For support, he pointed a year-over-year sales increase in 2024 of 5.2% for organic food sales to $65.4 billion, which was fueled by a 5.2% increase in organic produce, including a 10.3% spike in berry sales. Together, these helped offset a 4.5% drop in organic packaged salad sales, which Chapman categorized as another “correction.”
Sales of grocery, the second largest organic category, also grew 4% year-over-year to $15 billion in 2024, according to OTA.
Beverage is the third largest organic category, and Chapman noted it “is often cited as the category with the most innovation.”
He noted, “2024 was no exception. Sales for the organic beverage market grew by 5.2% to $9.5 billion with new formulations following consumer trends and wellness, including rising interest in lower sugar formulations and functional ingredients, as well as sustainability.”
Within beverage, sales of fresh juices and kombucha increased 4.6% to $2.03 billion, according to OTA data.
Consumer demand for nutrient dense products and protein helped boost organic dairy and egg sales an “impressive 7.7% to $8.5 billion in 2024,” said Chapman. He acknowledged that a 16.1% jump in egg sales likely was driven by avian flu-related shortages, but organic yogurt also helped boost the segment with a 10.5% sales growth increase – the second highest in 15 years.
Other winners included nutrition bars, which increased 7.4% to $1.9 billion, OTA revealed.
Strong growth ahead
OTA expects organic sales to continue growing at a compound annual growth rate of 5.1% through 2028 to reach $18 billion in sales by the end of the decade.
“We see this backed by a lot of consumer demographic information,” Chapman explained. “There is strong interest in organic among younger generations with increasing purchasing power, rising demand for healthier food, and increased discretionary income.”
He added, “We also are seeing positive trends from the health focus of GLP-1 medications.”

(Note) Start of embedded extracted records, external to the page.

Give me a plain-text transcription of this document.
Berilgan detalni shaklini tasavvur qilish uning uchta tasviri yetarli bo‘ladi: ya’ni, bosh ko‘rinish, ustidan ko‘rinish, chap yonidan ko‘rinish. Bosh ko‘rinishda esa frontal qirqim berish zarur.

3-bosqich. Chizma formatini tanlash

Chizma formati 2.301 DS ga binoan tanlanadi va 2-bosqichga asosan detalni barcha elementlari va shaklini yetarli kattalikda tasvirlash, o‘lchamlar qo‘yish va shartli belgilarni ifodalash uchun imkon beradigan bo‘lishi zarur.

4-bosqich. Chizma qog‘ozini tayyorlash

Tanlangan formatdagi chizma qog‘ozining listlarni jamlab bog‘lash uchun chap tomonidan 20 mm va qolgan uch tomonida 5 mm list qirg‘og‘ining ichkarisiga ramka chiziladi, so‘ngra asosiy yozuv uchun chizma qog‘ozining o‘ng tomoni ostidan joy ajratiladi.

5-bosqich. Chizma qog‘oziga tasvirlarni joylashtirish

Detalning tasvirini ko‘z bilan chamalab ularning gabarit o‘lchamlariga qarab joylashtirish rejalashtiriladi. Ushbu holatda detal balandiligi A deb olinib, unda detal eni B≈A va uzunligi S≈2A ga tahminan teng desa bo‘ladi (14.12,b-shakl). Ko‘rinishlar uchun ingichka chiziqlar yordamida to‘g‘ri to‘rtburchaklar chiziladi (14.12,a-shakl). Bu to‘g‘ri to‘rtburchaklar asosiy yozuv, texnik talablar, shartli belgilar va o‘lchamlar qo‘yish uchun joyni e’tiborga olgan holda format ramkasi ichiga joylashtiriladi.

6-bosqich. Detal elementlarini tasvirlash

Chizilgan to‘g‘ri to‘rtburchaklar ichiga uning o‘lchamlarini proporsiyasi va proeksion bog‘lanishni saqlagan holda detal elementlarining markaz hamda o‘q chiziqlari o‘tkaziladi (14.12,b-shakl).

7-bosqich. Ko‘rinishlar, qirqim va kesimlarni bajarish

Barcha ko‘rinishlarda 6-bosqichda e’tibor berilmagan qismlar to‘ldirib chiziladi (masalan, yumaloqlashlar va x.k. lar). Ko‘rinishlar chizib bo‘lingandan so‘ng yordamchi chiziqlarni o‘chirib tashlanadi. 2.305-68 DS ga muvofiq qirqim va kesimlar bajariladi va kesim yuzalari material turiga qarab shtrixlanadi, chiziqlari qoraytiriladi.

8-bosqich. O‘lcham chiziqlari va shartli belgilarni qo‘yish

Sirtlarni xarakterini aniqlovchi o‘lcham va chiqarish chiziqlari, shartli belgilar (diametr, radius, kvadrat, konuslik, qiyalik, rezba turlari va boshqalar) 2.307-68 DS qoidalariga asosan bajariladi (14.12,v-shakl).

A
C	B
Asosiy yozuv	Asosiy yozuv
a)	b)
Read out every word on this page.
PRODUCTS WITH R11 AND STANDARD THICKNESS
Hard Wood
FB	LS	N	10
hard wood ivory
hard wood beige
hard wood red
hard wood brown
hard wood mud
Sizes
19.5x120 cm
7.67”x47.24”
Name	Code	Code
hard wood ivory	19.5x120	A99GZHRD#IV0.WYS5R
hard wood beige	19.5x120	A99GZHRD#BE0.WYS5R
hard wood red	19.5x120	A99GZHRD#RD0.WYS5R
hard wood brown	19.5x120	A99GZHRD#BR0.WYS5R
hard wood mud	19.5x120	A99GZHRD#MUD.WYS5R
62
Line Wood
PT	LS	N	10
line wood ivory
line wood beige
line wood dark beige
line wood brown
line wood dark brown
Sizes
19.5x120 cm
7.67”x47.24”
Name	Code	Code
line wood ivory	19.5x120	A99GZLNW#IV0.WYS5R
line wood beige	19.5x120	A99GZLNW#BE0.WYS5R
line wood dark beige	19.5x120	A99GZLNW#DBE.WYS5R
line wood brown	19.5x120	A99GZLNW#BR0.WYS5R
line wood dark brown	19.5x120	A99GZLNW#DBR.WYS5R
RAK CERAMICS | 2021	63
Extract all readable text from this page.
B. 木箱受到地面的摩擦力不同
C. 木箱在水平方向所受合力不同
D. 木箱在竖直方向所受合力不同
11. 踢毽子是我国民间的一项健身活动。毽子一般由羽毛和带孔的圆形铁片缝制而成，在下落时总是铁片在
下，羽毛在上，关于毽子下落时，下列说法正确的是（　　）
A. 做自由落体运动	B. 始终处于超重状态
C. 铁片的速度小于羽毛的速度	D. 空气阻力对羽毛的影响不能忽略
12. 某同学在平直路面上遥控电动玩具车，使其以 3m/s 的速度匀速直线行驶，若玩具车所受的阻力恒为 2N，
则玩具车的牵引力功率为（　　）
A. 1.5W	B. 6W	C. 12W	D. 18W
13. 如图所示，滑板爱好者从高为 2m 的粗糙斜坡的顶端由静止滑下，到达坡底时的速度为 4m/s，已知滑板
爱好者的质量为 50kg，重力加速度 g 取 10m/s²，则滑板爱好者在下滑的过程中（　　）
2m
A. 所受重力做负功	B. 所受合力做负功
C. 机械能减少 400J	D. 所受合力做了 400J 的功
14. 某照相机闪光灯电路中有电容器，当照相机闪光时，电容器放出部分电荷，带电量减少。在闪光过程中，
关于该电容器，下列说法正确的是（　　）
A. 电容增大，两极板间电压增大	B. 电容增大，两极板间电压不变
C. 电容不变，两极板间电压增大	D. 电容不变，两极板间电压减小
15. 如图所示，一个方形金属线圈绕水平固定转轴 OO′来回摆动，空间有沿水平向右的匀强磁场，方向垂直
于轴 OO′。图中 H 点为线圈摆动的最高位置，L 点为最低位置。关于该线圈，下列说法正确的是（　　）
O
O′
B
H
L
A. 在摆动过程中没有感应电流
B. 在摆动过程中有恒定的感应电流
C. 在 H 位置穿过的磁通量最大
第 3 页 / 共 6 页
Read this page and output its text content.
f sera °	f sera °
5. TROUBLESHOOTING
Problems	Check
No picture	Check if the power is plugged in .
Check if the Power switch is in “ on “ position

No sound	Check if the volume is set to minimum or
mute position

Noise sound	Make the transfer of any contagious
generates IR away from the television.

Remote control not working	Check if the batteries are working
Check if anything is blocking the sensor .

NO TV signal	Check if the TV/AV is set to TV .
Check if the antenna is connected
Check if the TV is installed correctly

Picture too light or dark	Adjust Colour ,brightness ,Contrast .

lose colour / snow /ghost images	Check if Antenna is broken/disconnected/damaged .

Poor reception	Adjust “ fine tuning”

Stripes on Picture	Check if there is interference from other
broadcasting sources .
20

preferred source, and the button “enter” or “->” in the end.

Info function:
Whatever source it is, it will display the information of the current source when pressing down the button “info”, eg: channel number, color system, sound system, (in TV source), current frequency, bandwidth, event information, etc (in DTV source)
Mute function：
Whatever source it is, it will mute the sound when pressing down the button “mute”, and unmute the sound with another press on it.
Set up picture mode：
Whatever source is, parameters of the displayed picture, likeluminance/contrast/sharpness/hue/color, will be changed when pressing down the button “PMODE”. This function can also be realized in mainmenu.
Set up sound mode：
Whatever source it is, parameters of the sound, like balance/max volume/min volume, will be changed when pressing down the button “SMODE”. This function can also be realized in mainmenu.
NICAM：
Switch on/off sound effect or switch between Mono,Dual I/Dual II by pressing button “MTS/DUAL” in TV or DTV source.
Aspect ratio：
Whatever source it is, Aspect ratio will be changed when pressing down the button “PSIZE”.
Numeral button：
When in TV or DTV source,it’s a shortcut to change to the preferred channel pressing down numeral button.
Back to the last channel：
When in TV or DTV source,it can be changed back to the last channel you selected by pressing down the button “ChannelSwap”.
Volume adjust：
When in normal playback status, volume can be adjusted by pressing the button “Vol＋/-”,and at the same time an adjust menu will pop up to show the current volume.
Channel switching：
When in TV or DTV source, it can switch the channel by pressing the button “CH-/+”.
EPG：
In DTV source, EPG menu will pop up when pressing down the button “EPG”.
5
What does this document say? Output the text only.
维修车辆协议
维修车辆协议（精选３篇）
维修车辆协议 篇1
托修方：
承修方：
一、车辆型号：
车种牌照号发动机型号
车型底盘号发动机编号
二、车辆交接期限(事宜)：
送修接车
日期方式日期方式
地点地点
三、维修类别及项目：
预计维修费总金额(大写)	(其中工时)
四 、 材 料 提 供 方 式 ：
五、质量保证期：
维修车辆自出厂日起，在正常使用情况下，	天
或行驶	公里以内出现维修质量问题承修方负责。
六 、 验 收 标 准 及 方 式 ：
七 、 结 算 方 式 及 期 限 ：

Finally, he noted, the Make America Health Again movement also is contributing to organic’s positive momentum.
Tariffs and labor shortages could slow organic growth
While OTA celebrated sales gains across food categories, Chapman also cautioned about headwinds, including the impact of tariffs and labor shortages, that could negatively impact the space.
“We do import more than we export” of organic, including of corn, soy and beef, he explained.
“Our major trading partners including Mexico and Canada, and in terms of imports, they make up 44% and in terms of exports that make up 67%. South America is our next largest importing partner. We see a lot of tropical crops and sugar coming from those marketplaces, followed by Europe, where we have a lot of high value imports, including olive oil and wine. Those four markets together total 75% of our imports on the export side,” he said.
Other constraints potentially hindering organic expansion including profit margins and price competitiveness, availability of organic ingredients and processing or handling or land, and cost of organic ingredients and production, Chapman said.
“We continue to focus our policy initiatives on ways that we can encourage additional supply for organic that will help support continued market growth,” he added.
Likewise, he said, investments and reforms are necessary to ensure organic products are available and meet evolving consumer expectations around health and sustainability.